The British Property Federation says landlords are suffering from the moratorium and contend that while many try to help their tenants, the administrative process is abused to evade reasonable demands.
“It’s disappointing on both sides if these conversations don’t happen and people don’t come to the table,” said CEO Melanie Leech. “I’ve seen so many examples of landlords who can’t afford it and borrow money to support the tenants themselves, trying to make deals, but their capacity is limited.
“Some companies that traded during the lockdown have received government support but are not paying, and this limits the ability of owners to support those in need. Retail, hospitality and leisure are at the forefront of the pandemic and owners of these properties have seen rental arrears rise to £ 1.5 billion per quarter.
“It’s an unsustainable burden to manage, and while they try to support tenants where they can, they have their own challenges and loan obligations to meet. Very often, it’s you and me, because our pensions are invested.
Nick Rubins, general manager of garden center and discount retail group QD Retail, says something has to give.

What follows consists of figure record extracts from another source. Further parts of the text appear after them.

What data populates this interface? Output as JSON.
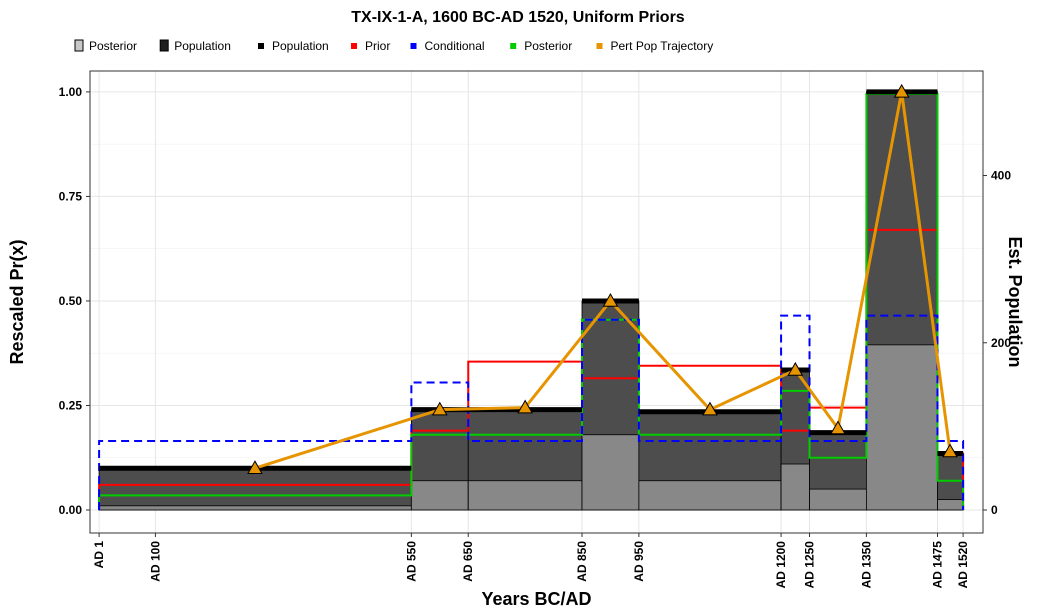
{
  "chart_data": {
    "type": "area",
    "title": "TX-IX-1-A,   1600 BC-AD 1520,   Uniform Priors",
    "xlabel": "Years BC/AD",
    "ylabel": "Rescaled Pr(x)",
    "y2label": "Est. Population",
    "xlim": [
      -15,
      1555
    ],
    "ylim": [
      -0.055,
      1.05
    ],
    "y2lim": [
      -27.5,
      525
    ],
    "x_ticks": [
      {
        "value": 1,
        "label": "AD 1"
      },
      {
        "value": 100,
        "label": "AD 100"
      },
      {
        "value": 550,
        "label": "AD 550"
      },
      {
        "value": 650,
        "label": "AD 650"
      },
      {
        "value": 850,
        "label": "AD 850"
      },
      {
        "value": 950,
        "label": "AD 950"
      },
      {
        "value": 1200,
        "label": "AD 1200"
      },
      {
        "value": 1250,
        "label": "AD 1250"
      },
      {
        "value": 1350,
        "label": "AD 1350"
      },
      {
        "value": 1475,
        "label": "AD 1475"
      },
      {
        "value": 1520,
        "label": "AD 1520"
      }
    ],
    "y_ticks": [
      {
        "value": 0,
        "label": "0.00"
      },
      {
        "value": 0.25,
        "label": "0.25"
      },
      {
        "value": 0.5,
        "label": "0.50"
      },
      {
        "value": 0.75,
        "label": "0.75"
      },
      {
        "value": 1.0,
        "label": "1.00"
      }
    ],
    "y2_ticks": [
      {
        "value": 0,
        "label": "0"
      },
      {
        "value": 200,
        "label": "200"
      },
      {
        "value": 400,
        "label": "400"
      }
    ],
    "grid": true,
    "legend_position": "top-left",
    "legend_fill": [
      {
        "name": "Posterior",
        "color": "#c8c8c8"
      },
      {
        "name": "Population",
        "color": "#1e1e1e"
      }
    ],
    "legend_lines": [
      {
        "name": "Population",
        "color": "#000000"
      },
      {
        "name": "Prior",
        "color": "#ff0000"
      },
      {
        "name": "Conditional",
        "color": "#0000ff"
      },
      {
        "name": "Posterior",
        "color": "#00cc00"
      },
      {
        "name": "Pert Pop Trajectory",
        "color": "#e69500"
      }
    ],
    "colors": {
      "population_fill": "#4d4d4d",
      "posterior_fill": "#888888",
      "population_line": "#000000",
      "prior": "#ff0000",
      "conditional": "#0000ff",
      "posterior_line": "#00cc00",
      "trajectory": "#e69500",
      "grid": "#e6e6e6",
      "panel_border": "#333333"
    },
    "periods": [
      {
        "start": 1,
        "end": 550,
        "population": 0.1,
        "posterior_fill": 0.01,
        "prior": 0.06,
        "conditional": 0.165,
        "posterior": 0.035
      },
      {
        "start": 550,
        "end": 650,
        "population": 0.24,
        "posterior_fill": 0.07,
        "prior": 0.19,
        "conditional": 0.305,
        "posterior": 0.18
      },
      {
        "start": 650,
        "end": 850,
        "population": 0.24,
        "posterior_fill": 0.07,
        "prior": 0.355,
        "conditional": 0.165,
        "posterior": 0.18
      },
      {
        "start": 850,
        "end": 950,
        "population": 0.5,
        "posterior_fill": 0.18,
        "prior": 0.315,
        "conditional": 0.455,
        "posterior": 0.455
      },
      {
        "start": 950,
        "end": 1200,
        "population": 0.235,
        "posterior_fill": 0.07,
        "prior": 0.345,
        "conditional": 0.165,
        "posterior": 0.18
      },
      {
        "start": 1200,
        "end": 1250,
        "population": 0.335,
        "posterior_fill": 0.11,
        "prior": 0.19,
        "conditional": 0.465,
        "posterior": 0.285
      },
      {
        "start": 1250,
        "end": 1350,
        "population": 0.185,
        "posterior_fill": 0.05,
        "prior": 0.245,
        "conditional": 0.165,
        "posterior": 0.125
      },
      {
        "start": 1350,
        "end": 1475,
        "population": 1.0,
        "posterior_fill": 0.395,
        "prior": 0.67,
        "conditional": 0.465,
        "posterior": 0.995
      },
      {
        "start": 1475,
        "end": 1520,
        "population": 0.135,
        "posterior_fill": 0.025,
        "prior": 0.135,
        "conditional": 0.165,
        "posterior": 0.07
      }
    ],
    "trajectory": [
      {
        "x": 275,
        "y": 0.1
      },
      {
        "x": 600,
        "y": 0.24
      },
      {
        "x": 750,
        "y": 0.245
      },
      {
        "x": 900,
        "y": 0.5
      },
      {
        "x": 1075,
        "y": 0.24
      },
      {
        "x": 1225,
        "y": 0.335
      },
      {
        "x": 1300,
        "y": 0.195
      },
      {
        "x": 1412,
        "y": 1.0
      },
      {
        "x": 1497,
        "y": 0.14
      }
    ]
  }
}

“The system we have right now just doesn’t make sense and it’s not sustainable for today’s level of commerce and high street stores. If you look at a typical town, the landlords continue to charge the rents as they go back almost to 2008. [before the financial crash]. And that just doesn’t reflect today’s sales figures.
“Going forward, with the pressures of rising costs, e-commerce, living wage increases, without recognition from owners to reflect today’s revenue, it just won’t work.